Preferably, the pre-trained language model comprises: BERT, RoBerta, GPT series model.

In one embodiment, the downstream task is an emotion analysis task, the corresponding initial prefix words are emotion analysis, and each task category of the emotion analysis task is connected to the financial field knowledge map so as to search words related to each task category as tag words; then converting the pre-training language model into an emotion analysis task of the shielding token according to emotion analysis and the label words, and carrying out fine tuning training on the pre-training language model; and finally, inputting the embedded vectors of the predicted text and the emotion analysis into the finely-tuned pre-training language model during application, and taking the predicted values of all the label words and the weighting results of the corresponding weights as emotion analysis prediction results after calculation.

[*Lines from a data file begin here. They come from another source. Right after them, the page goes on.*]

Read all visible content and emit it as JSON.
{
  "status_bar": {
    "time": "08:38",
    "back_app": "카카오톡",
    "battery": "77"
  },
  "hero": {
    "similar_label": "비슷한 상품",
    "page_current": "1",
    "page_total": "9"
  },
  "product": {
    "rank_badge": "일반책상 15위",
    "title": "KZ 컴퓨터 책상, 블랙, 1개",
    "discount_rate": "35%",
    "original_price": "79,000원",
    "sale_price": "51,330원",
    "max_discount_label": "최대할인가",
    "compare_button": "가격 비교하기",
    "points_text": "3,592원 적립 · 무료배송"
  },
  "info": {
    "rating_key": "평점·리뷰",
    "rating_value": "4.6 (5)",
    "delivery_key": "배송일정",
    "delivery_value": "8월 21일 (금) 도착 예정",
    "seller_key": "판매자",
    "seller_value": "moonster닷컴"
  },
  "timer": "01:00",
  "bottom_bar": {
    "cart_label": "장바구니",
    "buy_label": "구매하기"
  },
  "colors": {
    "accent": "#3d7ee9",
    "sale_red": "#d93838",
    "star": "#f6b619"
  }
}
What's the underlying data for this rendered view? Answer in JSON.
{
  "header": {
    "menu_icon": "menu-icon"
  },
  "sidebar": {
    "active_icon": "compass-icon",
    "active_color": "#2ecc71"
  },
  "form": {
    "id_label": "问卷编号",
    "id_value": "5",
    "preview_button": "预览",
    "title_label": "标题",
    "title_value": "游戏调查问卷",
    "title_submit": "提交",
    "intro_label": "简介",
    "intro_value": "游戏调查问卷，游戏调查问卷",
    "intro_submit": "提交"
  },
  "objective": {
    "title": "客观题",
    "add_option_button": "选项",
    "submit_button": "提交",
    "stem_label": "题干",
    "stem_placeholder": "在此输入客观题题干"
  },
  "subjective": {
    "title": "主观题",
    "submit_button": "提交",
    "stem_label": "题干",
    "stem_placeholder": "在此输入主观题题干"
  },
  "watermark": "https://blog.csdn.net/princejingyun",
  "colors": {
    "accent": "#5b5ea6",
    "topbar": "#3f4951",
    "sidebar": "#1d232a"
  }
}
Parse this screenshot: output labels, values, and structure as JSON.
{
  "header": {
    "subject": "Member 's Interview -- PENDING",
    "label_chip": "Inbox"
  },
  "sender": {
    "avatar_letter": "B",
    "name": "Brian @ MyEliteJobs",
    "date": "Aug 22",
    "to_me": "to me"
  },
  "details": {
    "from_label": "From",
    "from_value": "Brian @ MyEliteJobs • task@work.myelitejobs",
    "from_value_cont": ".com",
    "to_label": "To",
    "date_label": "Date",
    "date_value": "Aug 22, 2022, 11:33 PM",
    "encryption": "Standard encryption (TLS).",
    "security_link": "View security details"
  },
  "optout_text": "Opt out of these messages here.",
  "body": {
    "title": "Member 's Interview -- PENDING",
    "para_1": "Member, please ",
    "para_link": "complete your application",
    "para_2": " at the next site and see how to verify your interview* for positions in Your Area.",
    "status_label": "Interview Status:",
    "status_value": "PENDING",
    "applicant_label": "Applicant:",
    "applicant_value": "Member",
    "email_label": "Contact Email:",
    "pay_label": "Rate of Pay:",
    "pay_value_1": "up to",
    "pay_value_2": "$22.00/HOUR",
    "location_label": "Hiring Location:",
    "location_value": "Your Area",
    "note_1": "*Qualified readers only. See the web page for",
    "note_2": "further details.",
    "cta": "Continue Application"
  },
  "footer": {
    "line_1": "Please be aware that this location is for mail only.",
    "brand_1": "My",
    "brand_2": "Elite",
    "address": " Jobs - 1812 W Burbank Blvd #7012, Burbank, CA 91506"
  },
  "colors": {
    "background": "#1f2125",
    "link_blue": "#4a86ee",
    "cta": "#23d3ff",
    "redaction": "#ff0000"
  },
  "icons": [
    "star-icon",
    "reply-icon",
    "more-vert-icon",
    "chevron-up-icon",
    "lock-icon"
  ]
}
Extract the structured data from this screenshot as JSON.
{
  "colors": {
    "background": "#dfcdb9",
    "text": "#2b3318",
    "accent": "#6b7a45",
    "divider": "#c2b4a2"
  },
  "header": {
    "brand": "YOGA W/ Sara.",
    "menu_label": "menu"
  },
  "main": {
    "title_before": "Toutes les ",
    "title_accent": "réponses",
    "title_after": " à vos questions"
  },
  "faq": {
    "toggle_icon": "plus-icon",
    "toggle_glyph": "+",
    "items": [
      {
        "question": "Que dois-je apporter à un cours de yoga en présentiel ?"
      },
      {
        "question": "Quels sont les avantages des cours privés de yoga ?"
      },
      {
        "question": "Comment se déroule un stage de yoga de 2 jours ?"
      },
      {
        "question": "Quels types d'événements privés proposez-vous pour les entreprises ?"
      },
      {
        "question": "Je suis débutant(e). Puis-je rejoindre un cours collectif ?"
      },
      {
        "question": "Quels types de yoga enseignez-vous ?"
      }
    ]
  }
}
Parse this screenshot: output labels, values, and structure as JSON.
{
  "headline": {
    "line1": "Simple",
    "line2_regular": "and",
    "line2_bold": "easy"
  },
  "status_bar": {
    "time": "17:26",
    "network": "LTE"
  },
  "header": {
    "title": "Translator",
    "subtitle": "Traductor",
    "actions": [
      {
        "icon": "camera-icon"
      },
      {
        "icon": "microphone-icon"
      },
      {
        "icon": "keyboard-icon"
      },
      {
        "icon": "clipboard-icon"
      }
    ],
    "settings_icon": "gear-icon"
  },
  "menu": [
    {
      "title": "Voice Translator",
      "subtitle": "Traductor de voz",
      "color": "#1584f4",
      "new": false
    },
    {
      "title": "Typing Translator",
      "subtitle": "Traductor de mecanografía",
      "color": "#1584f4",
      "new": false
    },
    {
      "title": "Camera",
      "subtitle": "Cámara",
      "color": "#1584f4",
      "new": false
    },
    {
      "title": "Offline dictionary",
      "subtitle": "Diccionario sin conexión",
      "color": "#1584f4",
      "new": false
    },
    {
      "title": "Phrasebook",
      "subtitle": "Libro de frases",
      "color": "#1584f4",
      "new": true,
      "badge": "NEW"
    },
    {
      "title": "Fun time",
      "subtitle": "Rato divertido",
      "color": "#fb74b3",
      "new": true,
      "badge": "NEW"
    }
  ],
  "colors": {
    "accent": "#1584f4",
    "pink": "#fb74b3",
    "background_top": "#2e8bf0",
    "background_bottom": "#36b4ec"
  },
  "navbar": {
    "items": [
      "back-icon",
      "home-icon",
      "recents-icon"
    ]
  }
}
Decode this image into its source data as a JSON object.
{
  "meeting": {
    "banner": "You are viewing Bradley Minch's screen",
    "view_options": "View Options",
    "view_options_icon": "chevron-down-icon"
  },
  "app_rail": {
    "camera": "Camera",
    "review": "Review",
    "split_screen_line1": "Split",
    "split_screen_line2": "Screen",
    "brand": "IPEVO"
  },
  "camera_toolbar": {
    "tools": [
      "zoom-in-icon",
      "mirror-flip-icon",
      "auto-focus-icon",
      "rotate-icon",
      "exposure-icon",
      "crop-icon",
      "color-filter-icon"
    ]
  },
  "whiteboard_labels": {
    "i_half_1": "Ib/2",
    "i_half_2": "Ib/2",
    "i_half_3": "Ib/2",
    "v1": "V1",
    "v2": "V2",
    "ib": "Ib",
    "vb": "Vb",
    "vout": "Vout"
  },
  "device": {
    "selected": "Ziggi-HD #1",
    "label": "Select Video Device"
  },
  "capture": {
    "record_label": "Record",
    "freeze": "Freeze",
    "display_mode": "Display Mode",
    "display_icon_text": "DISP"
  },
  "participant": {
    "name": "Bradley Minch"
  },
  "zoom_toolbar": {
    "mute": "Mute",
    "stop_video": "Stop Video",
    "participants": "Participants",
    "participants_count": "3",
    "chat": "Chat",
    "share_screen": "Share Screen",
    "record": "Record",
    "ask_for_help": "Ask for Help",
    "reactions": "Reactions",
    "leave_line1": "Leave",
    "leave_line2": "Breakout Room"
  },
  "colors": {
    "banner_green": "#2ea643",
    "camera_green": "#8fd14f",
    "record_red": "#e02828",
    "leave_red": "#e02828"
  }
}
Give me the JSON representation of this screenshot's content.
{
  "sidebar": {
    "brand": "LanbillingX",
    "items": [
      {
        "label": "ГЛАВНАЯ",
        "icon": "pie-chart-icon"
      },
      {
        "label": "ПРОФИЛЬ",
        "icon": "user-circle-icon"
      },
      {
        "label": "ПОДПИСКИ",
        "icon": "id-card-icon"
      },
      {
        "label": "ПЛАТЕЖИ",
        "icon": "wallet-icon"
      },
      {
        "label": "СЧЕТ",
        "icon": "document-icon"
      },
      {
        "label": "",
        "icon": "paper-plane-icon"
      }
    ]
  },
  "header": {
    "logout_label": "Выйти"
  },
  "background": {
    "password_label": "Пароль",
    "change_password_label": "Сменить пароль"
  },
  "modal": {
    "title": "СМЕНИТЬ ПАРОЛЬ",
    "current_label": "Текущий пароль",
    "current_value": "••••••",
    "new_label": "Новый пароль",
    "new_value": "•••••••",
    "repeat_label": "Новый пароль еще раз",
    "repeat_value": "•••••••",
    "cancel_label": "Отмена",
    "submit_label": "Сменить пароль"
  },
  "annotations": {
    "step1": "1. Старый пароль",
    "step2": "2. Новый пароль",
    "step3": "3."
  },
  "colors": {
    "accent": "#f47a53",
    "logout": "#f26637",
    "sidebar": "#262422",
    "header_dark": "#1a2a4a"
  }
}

In another embodiment, the downstream task is a relationship extraction task, the corresponding initial prefix words are extracted as relationships, and each task category of the relationship extraction task is connected to the medical field knowledge map so as to search words related to each task category as tag words; then converting the pre-training language model into a relation extraction task of a shielding token according to the relation extraction and the label words, and carrying out fine tuning training on the pre-training language model; and finally, inputting the prediction text and the embedded vector of the relation extraction into the fine-tuned pre-training language model during application, and taking the prediction values of all the label words and the weighting results of the corresponding weights as the relation extraction results after calculation.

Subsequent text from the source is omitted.